Старики говорили, — велик при царе Иване был город Коломна, а я его помню, — уж запустел: в последний раз крымский хан перелезал Оку через Быстрый брод, — с тех пор лет двадцать о крымцах не было слышно, и стали вольные людишки разбегаться из города, — кто на промыслы, кто в Москву, кто в степь — воровать. Остались в Коломне церковные да монастырские служители, да на осадных дворах — дворники, да на посаде среди пуста — заколоченных лавок, бурьяна на огородах — жило стрельцов с полсотни, сторожа Гуляй-города да казенные ямщики.
В пустом городе — скука. Одни галки да голуби ворошатся на гнилой кровле, на деревянной городской стене.
Был в те времена великий голод по всей земле. Три лета земля не родила. Скот весь съели. Пашню не пахали и не сеяли. Бродили люди по лесам, по дорогам: кто в Сибирь тянул, кто на север, где рыбы много, кто бежал за рубеж на литовские, на днепровские украины. В Москве царь Борис даром раздавал хлеб, и такое множество народа брело в Москву, — дикие звери белым днем драли на дорогах отсталых, тех, кто с голоду ложился.
Разбойников завелось больше, чем жителей. Сельский дом наш сожгли бродячие люди, и мы с матушкой от великого страха жили в Коломне за стеной.
Помню, мы с матушкой сидим на дворе, на крыльца на солнцепеке. Около стоит толстая, как бочка, попадья, босая, в лисьей рваной шубе, и говорит:
— Наступает кончание веку, матушка княгиня: иду я сейчас через мост, а на мосту безместные попы сидят, восемь попов, и все они драные, нечесаные, и бранятся матерно, а иные борются и на кулачки дерутся. Я их срамить. А один мне поп, Наум, нашего приходу, говорит: «Царь Борис, слышь, дьяволу душу продал, знается с колдунами и службы не стоит, и быть нам под Борисом нельзя, — мы все, попы, уйдем в Дикую степь к казакам, к атаману Ворону Носу. Вы еще нас попомните».
Матушка испугалась, увела меня в светлицу. А вечером поп Наум подошел к нашим воротам и стал бить в них рукой, покуда его не впустили.
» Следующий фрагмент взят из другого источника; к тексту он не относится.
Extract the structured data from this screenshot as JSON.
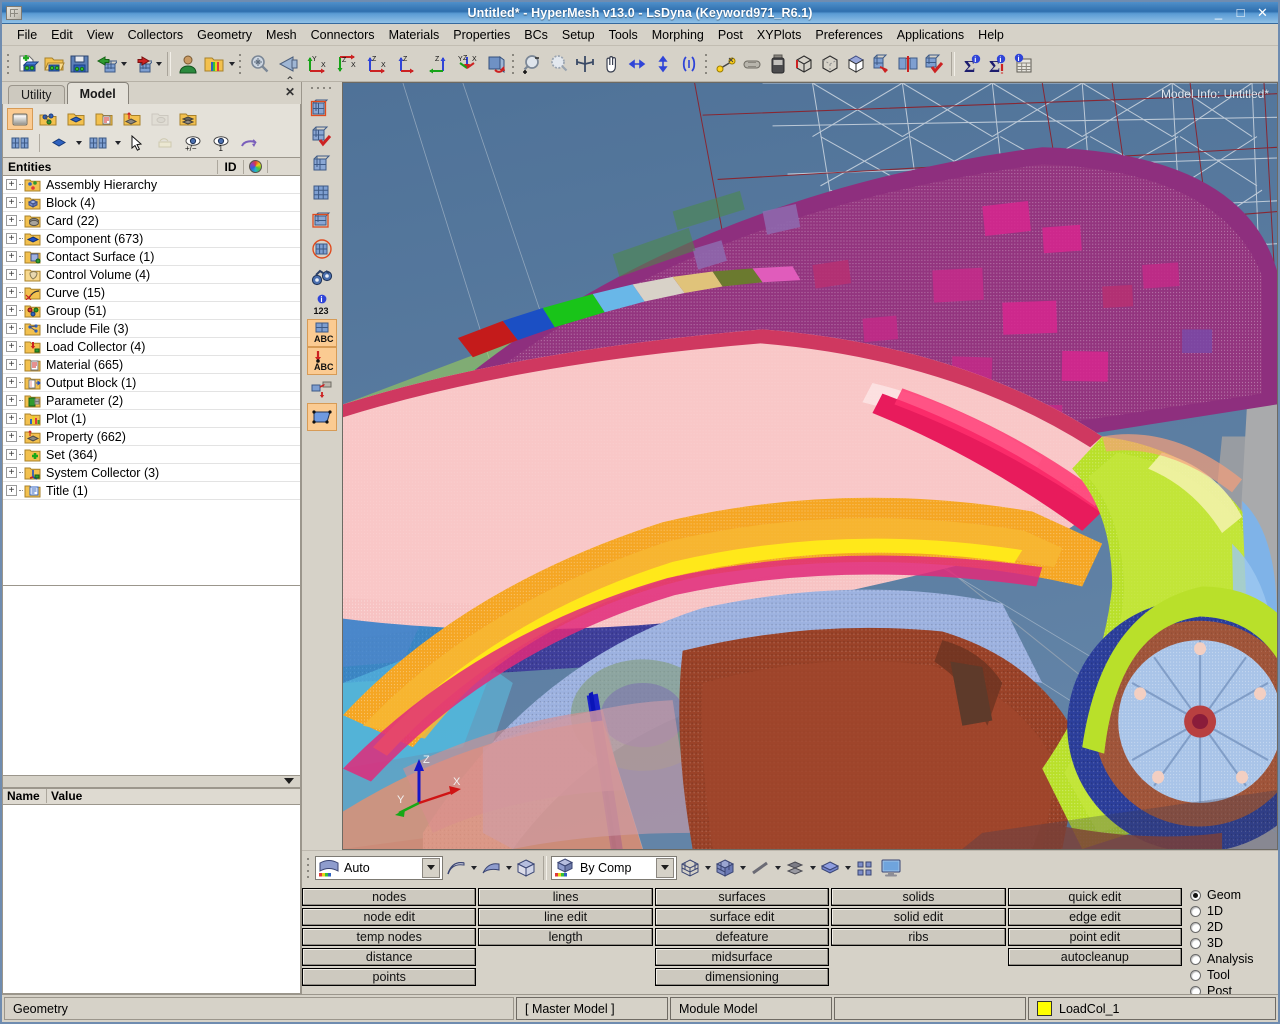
{
  "window": {
    "title": "Untitled* - HyperMesh v13.0 - LsDyna (Keyword971_R6.1)",
    "minimize": "_",
    "maximize": "□",
    "close": "✕"
  },
  "menubar": [
    {
      "label": "File"
    },
    {
      "label": "Edit"
    },
    {
      "label": "View"
    },
    {
      "label": "Collectors"
    },
    {
      "label": "Geometry"
    },
    {
      "label": "Mesh"
    },
    {
      "label": "Connectors"
    },
    {
      "label": "Materials"
    },
    {
      "label": "Properties"
    },
    {
      "label": "BCs"
    },
    {
      "label": "Setup"
    },
    {
      "label": "Tools"
    },
    {
      "label": "Morphing"
    },
    {
      "label": "Post"
    },
    {
      "label": "XYPlots"
    },
    {
      "label": "Preferences"
    },
    {
      "label": "Applications"
    },
    {
      "label": "Help"
    }
  ],
  "toolbar": {
    "groups": [
      [
        "new-model-icon",
        "open-model-icon",
        "save-model-icon",
        "import-icon",
        "export-icon",
        "session-user-icon",
        "load-results-icon"
      ],
      [
        "fit-view-icon",
        "back-view-icon",
        "xy-top-view-icon",
        "yx-view-icon",
        "zx-view-icon",
        "zy-view-icon",
        "yz-view-icon",
        "iso-view-icon",
        "rotate-view-icon"
      ],
      [
        "zoom-out-icon",
        "zoom-window-icon",
        "fit-icon",
        "pan-icon",
        "arrow-lr-icon",
        "arrow-ud-icon",
        "mirror-icon"
      ],
      [
        "distance-node-icon",
        "mass-icon",
        "container-icon"
      ],
      [
        "wireframe-cube-icon",
        "hidden-line-cube-icon",
        "shaded-cube-icon",
        "shrink-mesh-icon",
        "mesh-lines-icon",
        "mesh-check-icon"
      ],
      [
        "summary-icon",
        "summary-sort-icon",
        "matrix-browser-icon"
      ]
    ]
  },
  "left_panel": {
    "tabs": [
      {
        "label": "Utility",
        "active": false
      },
      {
        "label": "Model",
        "active": true
      }
    ],
    "close_label": "✕",
    "collapse_label": "⌃",
    "tree_toolbar_row1": [
      "component-folder-icon",
      "assembly-icon",
      "component-blue-icon",
      "material-folder-icon",
      "property-folder-icon",
      "contact-folder-icon",
      "stack-folder-icon"
    ],
    "tree_toolbar_row2": [
      "elements-mesh-icon",
      "display-blue-icon",
      "mesh-display-icon",
      "cursor-arrow-icon",
      "isolate-icon",
      "eye-plusminus-icon",
      "eye-one-icon",
      "reverse-icon"
    ],
    "entities_header": {
      "name": "Entities",
      "id": "ID",
      "color": "color-wheel-icon"
    },
    "tree_items": [
      {
        "label": "Assembly Hierarchy",
        "icon": "assembly-hierarchy-icon"
      },
      {
        "label": "Block (4)",
        "icon": "block-icon"
      },
      {
        "label": "Card (22)",
        "icon": "card-icon"
      },
      {
        "label": "Component (673)",
        "icon": "component-icon"
      },
      {
        "label": "Contact Surface (1)",
        "icon": "contact-surface-icon"
      },
      {
        "label": "Control Volume (4)",
        "icon": "control-volume-icon"
      },
      {
        "label": "Curve (15)",
        "icon": "curve-icon"
      },
      {
        "label": "Group (51)",
        "icon": "group-icon"
      },
      {
        "label": "Include File (3)",
        "icon": "include-file-icon"
      },
      {
        "label": "Load Collector (4)",
        "icon": "load-collector-icon"
      },
      {
        "label": "Material (665)",
        "icon": "material-icon"
      },
      {
        "label": "Output Block (1)",
        "icon": "output-block-icon"
      },
      {
        "label": "Parameter (2)",
        "icon": "parameter-icon"
      },
      {
        "label": "Plot (1)",
        "icon": "plot-icon"
      },
      {
        "label": "Property (662)",
        "icon": "property-icon"
      },
      {
        "label": "Set (364)",
        "icon": "set-icon"
      },
      {
        "label": "System Collector (3)",
        "icon": "system-collector-icon"
      },
      {
        "label": "Title (1)",
        "icon": "title-icon"
      }
    ],
    "expander_symbol": "+",
    "name_value": {
      "name_header": "Name",
      "value_header": "Value",
      "rows": []
    }
  },
  "view_toolbar": [
    "mesh-highlight-icon",
    "mesh-check-icon",
    "mesh-plain-icon",
    "mesh-grid-icon",
    "mesh-box-icon",
    "mesh-circle-icon",
    "binoculars-icon",
    "info-123-icon",
    "mesh-abc-icon",
    "load-abc-icon",
    "translate-mesh-icon",
    "surface-blue-icon"
  ],
  "viewport": {
    "model_info": "Model Info: Untitled*",
    "axis_labels": {
      "x": "X",
      "y": "Y",
      "z": "Z"
    },
    "background_color": "#5b7fa3"
  },
  "bottom_toolbar": {
    "mesh_mode_combo": {
      "value": "Auto",
      "icon": "mesh-auto-icon"
    },
    "geom_icons": [
      "surface-edge-icon",
      "surface-shade-icon",
      "solid-cube-icon"
    ],
    "color_mode_combo": {
      "value": "By Comp",
      "icon": "color-cube-icon"
    },
    "display_icons": [
      "wire-cube-icon",
      "shaded-cube-icon",
      "line-icon",
      "shrink-icon",
      "blue-surface-icon",
      "panels-icon",
      "monitor-icon"
    ]
  },
  "command_panel": {
    "columns": [
      [
        "nodes",
        "node edit",
        "temp nodes",
        "distance",
        "points"
      ],
      [
        "lines",
        "line edit",
        "length",
        "",
        ""
      ],
      [
        "surfaces",
        "surface edit",
        "defeature",
        "midsurface",
        "dimensioning"
      ],
      [
        "solids",
        "solid edit",
        "ribs",
        "",
        ""
      ],
      [
        "quick edit",
        "edge edit",
        "point edit",
        "autocleanup",
        ""
      ]
    ],
    "modes": [
      {
        "label": "Geom",
        "selected": true
      },
      {
        "label": "1D",
        "selected": false
      },
      {
        "label": "2D",
        "selected": false
      },
      {
        "label": "3D",
        "selected": false
      },
      {
        "label": "Analysis",
        "selected": false
      },
      {
        "label": "Tool",
        "selected": false
      },
      {
        "label": "Post",
        "selected": false
      }
    ]
  },
  "statusbar": {
    "message": "Geometry",
    "master_model": "[ Master Model ]",
    "module_model": "Module Model",
    "blank": "",
    "load_collector": "LoadCol_1",
    "load_collector_color": "#ffff00"
  }
}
Наум сел на лавку в избе, где мы ужинали, сам худой, борода спутанная, глаза беловатые, дикие, из подрясника полбока выдрано, — тело видно. И стал он говорить дерзко:
— Теперь по ночам звезда с хвостом всходит. В Серпухове на торгу все слышали — скачут кони, а к и коней, ни верховых не видно, одни подковы видны да пыль. Я теперь поп безместный, протопоп мне по шее дал: «Николай-чудотворец, говорит, и без тебя обойдется». Дайте мне нагольный полушубок да шапку баранью, — я уйду в степь — воровать. А не дадите мне шапку да полушубок — наложу на вас епитимью, — я еще не расстриженный, — или еще чего-нибудь сделаю. Все равно теперь пропадать. Мы, русские люди, все проклятые. У нас дна нет.
Сейчас же дали полушубок, и шапку, и пирогов на дорогу. Наум всех нас благословил: «В остатный, говорит, раз». Глаза кулаком вытер крепко и ушел — бухнул дверью. И слышим — засвистел в темноте, на улице, из слободы ему безместные попы откликнулись. Матушка заплакала, — так стало нам всем страшно.